Joy and pain

Posted November 9th, 2009 by Penny Wise

Wow, what an exhausting few days it's been! Fiona's '100 item decluttering challenge' was just the motivation I needed to get my bum in gear and make some extra cash before Christmas. Knowing that you have to somehow remove 100 things from your home is great - you have to keep going until you get there! It took me all weekend but I did get there - and am still going! So far the tally is up to almost 200 items! I can't tell you exactly how many as I didn't bother to count all the Playdoh cookie cutters but there would easily be 50 of those alone. In the space of a couple of days, I have:

Emptied three cupboards

Emptied one bookshelf

Emptied one three-drawer toybox

Listed over 30 items on Trade Me

Taken 10 rubbish sacks to the dump

Taken 21 books to take to the second hand book store

Donated 10 boxes full of stuff to the op shop

Donated 10 pairs of smart shoes, two skirts and three necklaces to Dress for Success

And there's still so much more to do! The kitchen cupboard, the wall unit, the shed, my wardrobe, under the stairs... eek, will it ever end! The house was a total bombsite all weekend, every available surface was covered. I discovered things I have been looking for since we moved here almost seven years ago! I have a 78 litre plastic container full of stuff I still have to list on Trade Me and the aforementioned three-drawer toybox is now full of things the boys want to sell too. Listing and photographing all that stuff is going to be a huge mission in itself! I have been keeping track of all the things I have decluttered in a Word document and it's been very fulfilling watching it grow.

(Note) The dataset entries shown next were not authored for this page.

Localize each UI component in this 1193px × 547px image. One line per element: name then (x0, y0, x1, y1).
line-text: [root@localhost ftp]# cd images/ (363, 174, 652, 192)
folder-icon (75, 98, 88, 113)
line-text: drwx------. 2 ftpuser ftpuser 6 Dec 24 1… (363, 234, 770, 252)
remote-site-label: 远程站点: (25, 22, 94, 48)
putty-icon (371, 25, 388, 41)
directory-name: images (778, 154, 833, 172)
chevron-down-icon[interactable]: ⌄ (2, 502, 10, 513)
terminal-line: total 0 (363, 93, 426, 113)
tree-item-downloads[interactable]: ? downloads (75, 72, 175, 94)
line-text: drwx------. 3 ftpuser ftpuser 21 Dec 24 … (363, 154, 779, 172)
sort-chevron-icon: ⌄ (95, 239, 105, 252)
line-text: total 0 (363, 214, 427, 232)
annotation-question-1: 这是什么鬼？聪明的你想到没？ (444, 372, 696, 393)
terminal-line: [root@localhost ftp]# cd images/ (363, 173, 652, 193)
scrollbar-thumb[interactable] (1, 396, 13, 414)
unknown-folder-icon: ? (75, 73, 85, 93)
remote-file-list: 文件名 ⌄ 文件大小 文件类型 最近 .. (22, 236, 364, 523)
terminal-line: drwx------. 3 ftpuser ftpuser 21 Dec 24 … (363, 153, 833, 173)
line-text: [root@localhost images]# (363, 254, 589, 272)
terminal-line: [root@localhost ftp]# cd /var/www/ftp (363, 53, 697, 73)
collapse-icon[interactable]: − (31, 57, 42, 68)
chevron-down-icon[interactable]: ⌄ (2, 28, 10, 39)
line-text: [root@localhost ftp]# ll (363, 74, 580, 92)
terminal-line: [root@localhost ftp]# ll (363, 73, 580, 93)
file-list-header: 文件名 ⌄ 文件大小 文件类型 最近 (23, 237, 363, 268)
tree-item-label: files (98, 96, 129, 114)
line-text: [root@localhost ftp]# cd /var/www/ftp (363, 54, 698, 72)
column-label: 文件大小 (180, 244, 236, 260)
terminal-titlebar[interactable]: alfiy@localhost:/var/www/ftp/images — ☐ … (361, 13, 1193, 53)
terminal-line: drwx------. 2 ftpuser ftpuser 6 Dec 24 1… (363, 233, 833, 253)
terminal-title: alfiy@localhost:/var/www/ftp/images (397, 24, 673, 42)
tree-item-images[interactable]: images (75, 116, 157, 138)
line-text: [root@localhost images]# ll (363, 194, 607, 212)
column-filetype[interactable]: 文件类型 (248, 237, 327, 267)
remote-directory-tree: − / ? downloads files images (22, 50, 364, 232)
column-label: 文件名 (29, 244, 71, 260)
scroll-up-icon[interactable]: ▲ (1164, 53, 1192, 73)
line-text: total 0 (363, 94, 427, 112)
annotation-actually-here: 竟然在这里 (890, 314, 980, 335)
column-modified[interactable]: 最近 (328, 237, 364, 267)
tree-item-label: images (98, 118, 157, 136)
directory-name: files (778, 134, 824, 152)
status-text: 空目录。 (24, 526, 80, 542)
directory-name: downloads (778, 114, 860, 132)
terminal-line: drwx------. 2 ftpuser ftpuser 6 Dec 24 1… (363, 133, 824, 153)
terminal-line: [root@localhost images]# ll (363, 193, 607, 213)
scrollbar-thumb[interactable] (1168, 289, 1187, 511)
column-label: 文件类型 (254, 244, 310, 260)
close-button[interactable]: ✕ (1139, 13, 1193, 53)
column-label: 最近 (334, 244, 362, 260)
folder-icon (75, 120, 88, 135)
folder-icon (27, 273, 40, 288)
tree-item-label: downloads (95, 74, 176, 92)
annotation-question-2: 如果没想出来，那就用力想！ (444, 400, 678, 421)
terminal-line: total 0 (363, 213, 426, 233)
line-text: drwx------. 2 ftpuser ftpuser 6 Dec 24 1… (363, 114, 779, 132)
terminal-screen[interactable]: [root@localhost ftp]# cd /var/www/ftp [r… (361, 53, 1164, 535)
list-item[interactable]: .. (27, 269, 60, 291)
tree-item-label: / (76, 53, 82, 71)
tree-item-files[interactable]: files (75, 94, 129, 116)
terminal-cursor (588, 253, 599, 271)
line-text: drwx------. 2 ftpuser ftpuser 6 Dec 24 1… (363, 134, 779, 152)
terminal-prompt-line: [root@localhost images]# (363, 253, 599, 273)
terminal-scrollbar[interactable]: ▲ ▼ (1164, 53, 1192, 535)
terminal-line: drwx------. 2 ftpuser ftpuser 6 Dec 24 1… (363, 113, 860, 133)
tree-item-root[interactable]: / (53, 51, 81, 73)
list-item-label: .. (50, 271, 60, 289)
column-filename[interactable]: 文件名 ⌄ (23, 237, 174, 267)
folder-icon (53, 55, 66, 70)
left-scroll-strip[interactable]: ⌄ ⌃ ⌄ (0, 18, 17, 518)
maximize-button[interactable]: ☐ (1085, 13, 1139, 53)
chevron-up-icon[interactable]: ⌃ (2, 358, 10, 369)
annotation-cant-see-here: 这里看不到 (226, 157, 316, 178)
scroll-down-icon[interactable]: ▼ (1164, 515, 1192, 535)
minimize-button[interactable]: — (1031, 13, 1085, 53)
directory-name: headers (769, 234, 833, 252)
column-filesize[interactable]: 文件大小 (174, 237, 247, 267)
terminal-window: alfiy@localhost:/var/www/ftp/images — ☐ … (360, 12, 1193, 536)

I won't post the whole list here or it will bore you to death but if anyone REALLY wants to know what my 100 items consist of, email me and I'll be happy to share!

I'm finding the whole experience to be one of mixed emotions. It's a fantastic feeling to get rid of all this stuff, to make our home tidier and easier to clean. I'm feeling terrific about donating items to Dress for Success, so that they can be used to help other women feel great and look the part when they are trying to get back into the work force. And I'm also feeling happy that by donating heaps of stuff to our local church op shop, they will be able to make money from selling them at their Christmas Fair. The money they make from that goes into helping the needy in the community. So all in all, it is a really worthwhile experience.

Unfortunately it has also proved quite painful. Because almost every single item of clutter that is being sold or has been donated, every piece of rubbish that has been stuffed in a sack has been paid for at some time. By us. Or as Noel points out, me. 'You paid $30 for that bowl?' he gasped, pointing at the price sticker still attached to the bottom as it poked out of one of the boxes destined for the op shop. Er, yes. That's why I'm getting rid of it - it is too harsh a reminder of my Sad Sally days. That and several other posh bowls and dishes I spent megabucks on because they looked lovely and stylish and trendy but never made it out of the cupboard from the moment I got them home. On the positive side, almost all my 100+ items have been from my Sad Sally days, which means I must have learned my lesson during my few years as a Simple Saver!

One funny thing I found was the number of containers I was able to get rid of once I had decluttered. Plastic boxes, cane baskets in all shapes and sizes - all containers which I had bought to hold the clutter in the first place! Yes, there have certainly been a few 'What the heck was I thinking?' moments over the past few days. It makes me angry, sad and regretful all at the same time, to look at all this stuff which we paid for but has gone on to mean nothing to us. Imagine how much better off we would be if all the money we wasted on clutter had stayed safe in the bank instead. I try not to think about it too much, it's too depressing! Even after all my decluttering the house is still full; I doubt if anyone else would even notice the difference. But at least it makes me feel good to know everything we have now is here because it is used and needed. Well, it will be, once I have got through the kitchen cupboard, the shed, my wardrobe, under the stairs...

I had to chuckle the other day. I think I've mentioned that the boys are mad about skateboarding at the moment. Unfortunately for them, we are surrounded by kilometres of very lumpy gravel (us Kiwis call it 'metal' but I have no idea why, as it's made of broken up rocks, not metal!) Anyway, whatever it's called, you couldn't possibly ask for anything worse to try and skate on. Hence much of their time is spent grovelling to their dad and me to drive them into town and drop them off at the local skate park for an hour or two. The last time I agreed to do this was when I was decluttering at the weekend. They arrived excitedly at the skate park and then said 'Oh no! We've forgotten our wallets!' As you know, these days they have to buy pretty much everything they want themselves, so there was no chance of being able to buy lollies, ice creams or any treats while at the park. Liam was mortified - how was he going to survive? Ali on the other hand looked briefly inconvenienced, then reached into the back seat and pulled out a 1.5 litre bottle of water. 'This'll do me', he said. 'I'll have plenty 'til you come and pick us up, and it will save me some money too!' He's learning!